Quelques chiffres donnent la mesure du chemin parcouru :

  • En 2022, l’EPUdF recense dans le Sud près de 120 paroisses actives, couvrant 7 départements (Gard, Hérault, Lozère, Pyrénées-Orientales, Aude, Tarn, Ardèche méridionale), soit environ 13 % du total national (source : EPUdF).
  • La fréquentation régulière ne dépasse guère, selon les régions, 5 à 12 % des membres inscrits, mais la participation ponctuelle (obsèques, mariages, fêtes) reste vivace, témoin d’un attachement culturel fort.
  • L’implication dans les œuvres sociales et humanitaires reste supérieure à la moyenne nationale, selon la Fédération de l’entraide protestante (30 % des bénévoles actifs de la FEP en France sont dans le quart Sud).

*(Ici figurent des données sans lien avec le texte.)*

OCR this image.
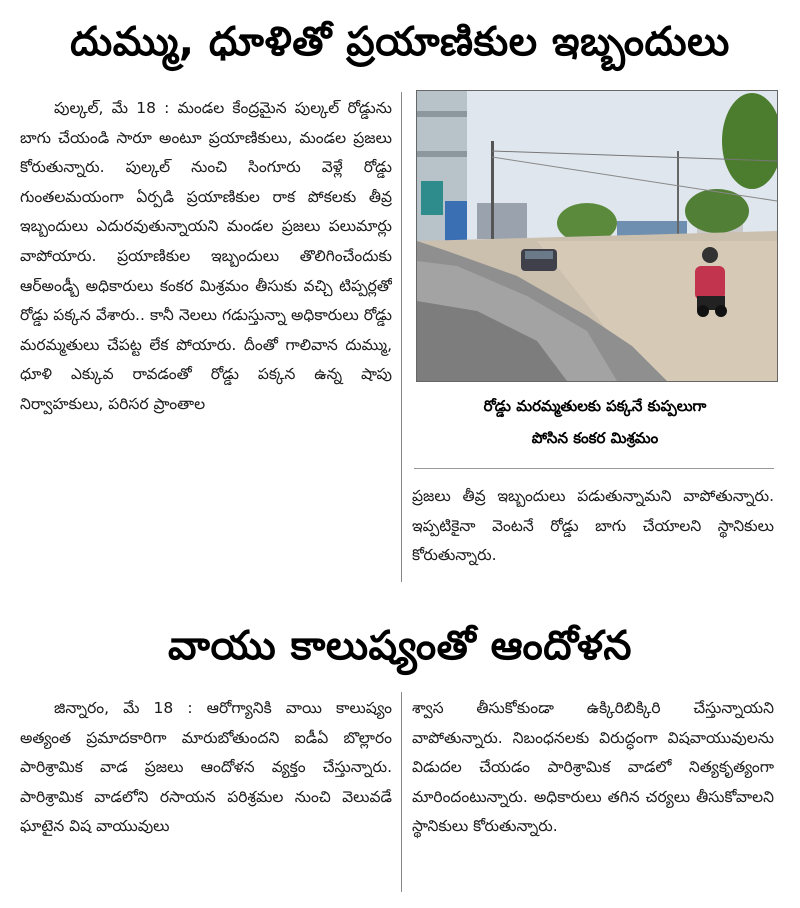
దుమ్ము, ధూళితో ప్రయాణికుల ఇబ్బందులు

పుల్కల్, మే 18 : మండల కేంద్రమైన పుల్కల్ రోడ్డును బాగు చేయండి సారూ అంటూ ప్రయాణికులు, మండల ప్రజలు కోరుతున్నారు. పుల్కల్ నుంచి సింగూరు వెళ్లే రోడ్డు గుంతలమయంగా ఏర్పడి ప్రయాణికుల రాక పోకలకు తీవ్ర ఇబ్బందులు ఎదురవుతున్నాయని మండల ప్రజలు పలుమార్లు వాపోయారు. ప్రయాణికుల ఇబ్బందులు తొలిగించేందుకు ఆర్అండ్బీ అధికారులు కంకర మిశ్రమం తీసుకు వచ్చి టిప్పర్లతో రోడ్డు పక్కన వేశారు.. కానీ నెలలు గడుస్తున్నా అధికారులు రోడ్డు మరమ్మతులు చేపట్ట లేక పోయారు. దీంతో గాలివాన దుమ్ము, ధూళి ఎక్కువ రావడంతో రోడ్డు పక్కన ఉన్న షాపు నిర్వాహకులు, పరిసర ప్రాంతాల	రోడ్డు మరమ్మతులకు పక్కనే కుప్పలుగా
పోసిన కంకర మిశ్రమం

ప్రజలు తీవ్ర ఇబ్బందులు పడుతున్నామని వాపోతున్నారు. ఇప్పటికైనా వెంటనే రోడ్డు బాగు చేయాలని స్థానికులు కోరుతున్నారు.

వాయు కాలుష్యంతో ఆందోళన

జిన్నారం, మే 18 : ఆరోగ్యానికి వాయి కాలుష్యం అత్యంత ప్రమాదకారిగా మారుబోతుందని ఐడీఏ బొల్లారం పారిశ్రామిక వాడ ప్రజలు ఆందోళన వ్యక్తం చేస్తున్నారు. పారిశ్రామిక వాడలోని రసాయన పరిశ్రమల నుంచి వెలువడే ఘాటైన విష వాయువులు

శ్వాస తీసుకోకుండా ఉక్కిరిబిక్కిరి చేస్తున్నాయని వాపోతున్నారు. నిబంధనలకు విరుద్ధంగా విషవాయువులను విడుదల చేయడం పారిశ్రామిక వాడలో నిత్యకృత్యంగా మారిందంటున్నారు. అధికారులు తగిన చర్యలు తీసుకోవాలని స్థానికులు కోరుతున్నారు.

Itinéraires de mémoire et d’avenir : l’âme protestante du Midi aujourd’hui

Le protestantisme du Midi, après des siècles de résistance et parfois d’enfouissement, continue de se réinventer.

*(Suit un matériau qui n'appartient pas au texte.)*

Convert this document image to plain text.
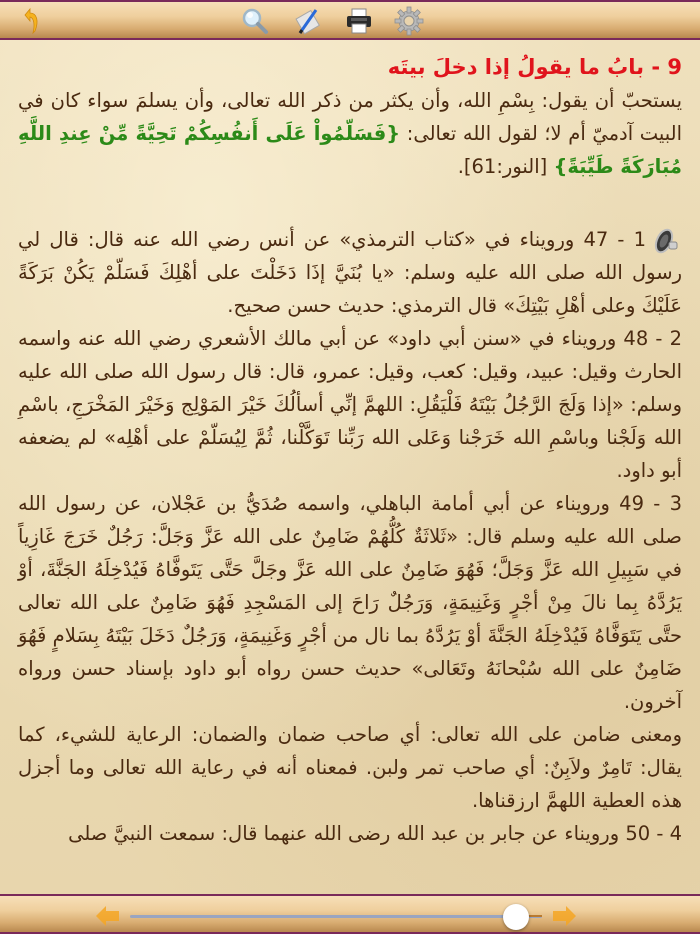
9 - بابُ ما يقولُ إذا دخلَ بيتَه

يستحبّ أن يقول: بِسْمِ الله، وأن يكثر من ذكر الله تعالى، وأن يسلمَ سواء كان في البيت آدميّ أم لا؛ لقول الله تعالى: {فَسَلّمُواْ عَلَى أَنفُسِكُمْ تَحِيَّةً مِّنْ عِندِ اللَّهِ مُبَارَكَةً طَيِّبَةً} [النور:61].

1 - 47 ورويناء في «كتاب الترمذي» عن أنس رضي الله عنه قال: قال لي رسول الله صلى الله عليه وسلم: «يا بُنَيَّ إذَا دَخَلْتَ على أهْلِكَ فَسَلّمْ يَكُنْ بَرَكَةً عَلَيْكَ وعلى أهْلِ بَيْتِكَ» قال الترمذي: حديث حسن صحيح.

2 - 48 ورويناء في «سنن أبي داود» عن أبي مالك الأشعري رضي الله عنه واسمه الحارث وقيل: عبيد، وقيل: كعب، وقيل: عمرو، قال: قال رسول الله صلى الله عليه وسلم: «إذا وَلَجَ الرَّجُلُ بَيْتَهُ فَلْيَقُلِ: اللهمَّ إنِّي أسألُكَ خَيْرَ المَوْلِج وَخَيْرَ المَخْرَجِ، باسْمِ الله وَلَجْنا وباسْمِ الله خَرَجْنا وَعَلى الله رَبِّنا تَوَكَّلْنا، ثُمَّ لِيُسَلّمْ على أهْلِه» لم يضعفه أبو داود.

3 - 49 ورويناء عن أبي أمامة الباهلي، واسمه صُدَيُّ بن عَجْلان، عن رسول الله صلى الله عليه وسلم قال: «ثَلاثَةٌ كُلُّهُمْ ضَامِنٌ على الله عَزَّ وَجَلَّ: رَجُلٌ خَرَجَ غَازِياً في سَبِيلِ الله عَزَّ وَجَلَّ؛ فَهُوَ ضَامِنٌ على الله عَزَّ وجَلَّ حَتَّى يَتَوفَّاهُ فَيُدْخِلَهُ الجَنَّةَ، أوْ يَرُدَّهُ بِما نالَ مِنْ أجْرٍ وَغَنِيمَةٍ، وَرَجُلٌ رَاحَ إلى المَسْجِدِ فَهُوَ ضَامِنٌ على الله تعالى حتَّى يَتَوَفَّاهُ فَيُدْخِلَهُ الجَنَّةَ أوْ يَرُدَّهُ بما نال من أجْرٍ وَغَنِيمَةٍ، وَرَجُلٌ دَخَلَ بَيْتَهُ بِسَلامٍ فَهُوَ ضَامِنٌ على الله سُبْحانَهُ وتَعَالى» حديث حسن رواه أبو داود بإسناد حسن ورواه آخرون.

ومعنى ضامن على الله تعالى: أي صاحب ضمان والضمان: الرعاية للشيء، كما يقال: تَامِرٌ ولاَبِنٌ: أي صاحب تمر ولبن. فمعناه أنه في رعاية الله تعالى وما أجزل هذه العطية اللهمَّ ارزقناها.

4 - 50 ورويناء عن جابر بن عبد الله رضى الله عنهما قال: سمعت النبيَّ صلى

  • Il trouve dans les « pèlerinages camisards » ou les cultes en plein air une dimension symbolique forte, croisant fidélité à la Bible et ouverture à l’autre.
  • La transmission de la mémoire, que ce soit à travers le Musée du Désert ou les parcours proposés lors des journées du patrimoine, nourrit le dialogue entre générations et sensibilise bien au-delà du cercle des fidèles.
  • Les Églises locales avancent, imparfaitement mais sincèrement, sur la voie du dialogue œcuménique, de l’entraide concrète et du témoignage public sur les questions d’accueil, d’écologie, de justice. Voir par exemple l’engagement du réseau Église verte, très actif à Alès et Castres.
  • Les défis ne manquent pas : renouveler la catéchèse, accompagner les familles, fédérer les forces vives, accueillir l’altérité sans renoncer à l’identité. Pourtant, la conviction demeure, enracinée dans l’histoire : la flamme de la foi protestante – vacillante mais tenace – n’a jamais cessé d’irriguer ces terres, des villages cévenols aux faubourgs de la Méditerranée.

Aux chemins de l’exode et de la reconquête intérieure, au fil des mutations de la société, le protestantisme du Midi trace peut-être, pour aujourd’hui, une voie humble et ouverte : celle du service, du souvenir et de l’espérance.